CoreOS vs Kubernetes

CoreOS is a new Linux distribution that has been rearchitected to provide features needed to run modern infrastructure stacks. The strategies and architectures that influence CoreOS allow companies like Google, Facebook and Twitter to run their services at scale with high resilience.
Manage a cluster of Linux containers as a single system to accelerate Dev and simplify Ops with Kubernetes by Google.
Comparing CoreOS vs Kubernetes is like comparing apples to oranges. Because your business is unique and nobody except you can decide, which is better for your company. But we can add some fun to your research and suggest some new comparison parameters.

Ok, now let's compare the UI. Looks like CoreOS has more user-friendly interface than Kubernetes because it's bigger.
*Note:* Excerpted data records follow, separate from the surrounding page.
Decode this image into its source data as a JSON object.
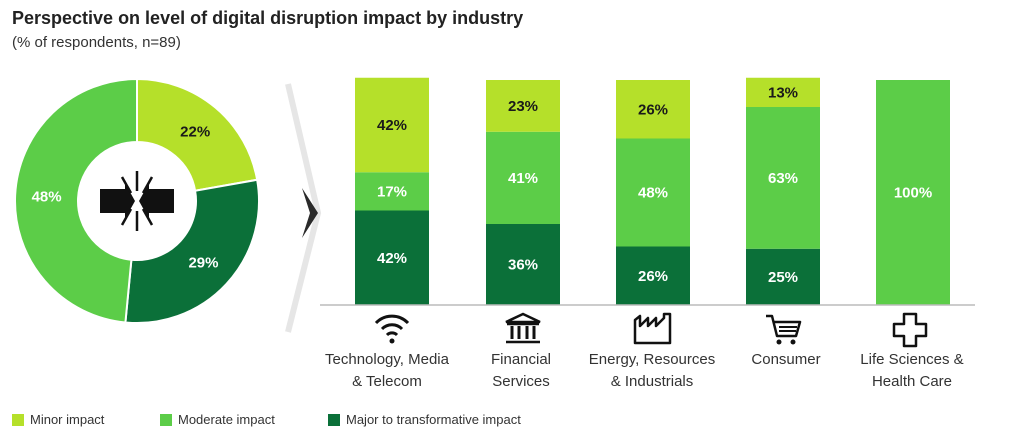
{
  "title": "Perspective on level of digital disruption impact by industry",
  "subtitle": "(% of respondents, n=89)",
  "colors": {
    "minor": "#b5e02a",
    "moderate": "#5ccd48",
    "major": "#0b7039"
  },
  "legend": [
    {
      "key": "minor",
      "label": "Minor impact"
    },
    {
      "key": "moderate",
      "label": "Moderate impact"
    },
    {
      "key": "major",
      "label": "Major to transformative impact"
    }
  ],
  "industries": [
    {
      "label_line1": "Technology, Media",
      "label_line2": "& Telecom",
      "icon": "wifi-icon"
    },
    {
      "label_line1": "Financial",
      "label_line2": "Services",
      "icon": "bank-icon"
    },
    {
      "label_line1": "Energy, Resources",
      "label_line2": "& Industrials",
      "icon": "factory-icon"
    },
    {
      "label_line1": "Consumer",
      "label_line2": "",
      "icon": "shopping-cart-icon"
    },
    {
      "label_line1": "Life Sciences &",
      "label_line2": "Health Care",
      "icon": "medical-cross-icon"
    }
  ],
  "chart_data": [
    {
      "type": "pie",
      "style": "donut",
      "categories": [
        "Minor impact",
        "Moderate impact",
        "Major to transformative impact"
      ],
      "values": [
        22,
        48,
        29
      ],
      "labels": [
        "22%",
        "48%",
        "29%"
      ],
      "center_icon": "disruption-impact-icon"
    },
    {
      "type": "bar",
      "stacked": true,
      "categories": [
        "Technology, Media & Telecom",
        "Financial Services",
        "Energy, Resources & Industrials",
        "Consumer",
        "Life Sciences & Health Care"
      ],
      "series": [
        {
          "name": "Major to transformative impact",
          "key": "major",
          "values": [
            42,
            36,
            26,
            25,
            0
          ]
        },
        {
          "name": "Moderate impact",
          "key": "moderate",
          "values": [
            17,
            41,
            48,
            63,
            100
          ]
        },
        {
          "name": "Minor impact",
          "key": "minor",
          "values": [
            42,
            23,
            26,
            13,
            0
          ]
        }
      ],
      "ylim": [
        0,
        100
      ],
      "grid": false,
      "legend": "bottom-left"
    }
  ]
}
At least on our screenshots

To compare the popularity of the solutions we counted how many alternatives people search for each of them on the Internet. And it turns out that Kubernetes is more popular than CoreOS

Now let's look at the recent activities of our competitors:

- Kubernetes comes to Amazon Web Services (in 2017)
- Microsoft Azure shifts its focus to Kubernetes (in 2017)
- Pivotal, VMware and Google forge container partnership (in 2017)
- Google launches a more scalable and robust Kubernetes (in 2016)
- Container-centric Linux distribution CoreOS raised $28M (in 2016)
- CoreOS launched an open-source tool for monitoring container security (in 2015)
- Google Container Engine now supports the latest version of Kubernetes (in 2015)
- CoreOS launches Tectonic to bring Kubernetes to the Enterprise (in 2015)
- CoreOS invented the new container technology to fight Docker (in 2014)

Looks like Kubernetes was recently more active than CoreOS (at least in our news). We also found some news, in which CoreOS and Kubernetes meet head to head:

2014 - CoreOS invented the new container technology to fight Docker to strike back at Kubernetes

For the past several months container technology Docker was on its way to becoming the de-facto standard for container technology. Now CoreOS, the Linux operating system specialist, is unveiling is own competitive technology - Rocket, kicking off what could become a container-standardization war between the two entities. CoreOS states, that Docker’s effort to develop its enterprise-oriented lineup of features has caused the company to lose sight of its goal of making sure that its core container technology is lightweight and portable. And that now Docker is competing with container-management-and-orchestration services like Google’s Kubernetes or the new Amazon EC2 Container service. Rocket is basically a container engine, like Docker, but without all the extras Docker’s been working on to make itself more enterprise friendly. These features include tools for spinning up cloud servers, the ability to have clustered systems and even networking capabilities.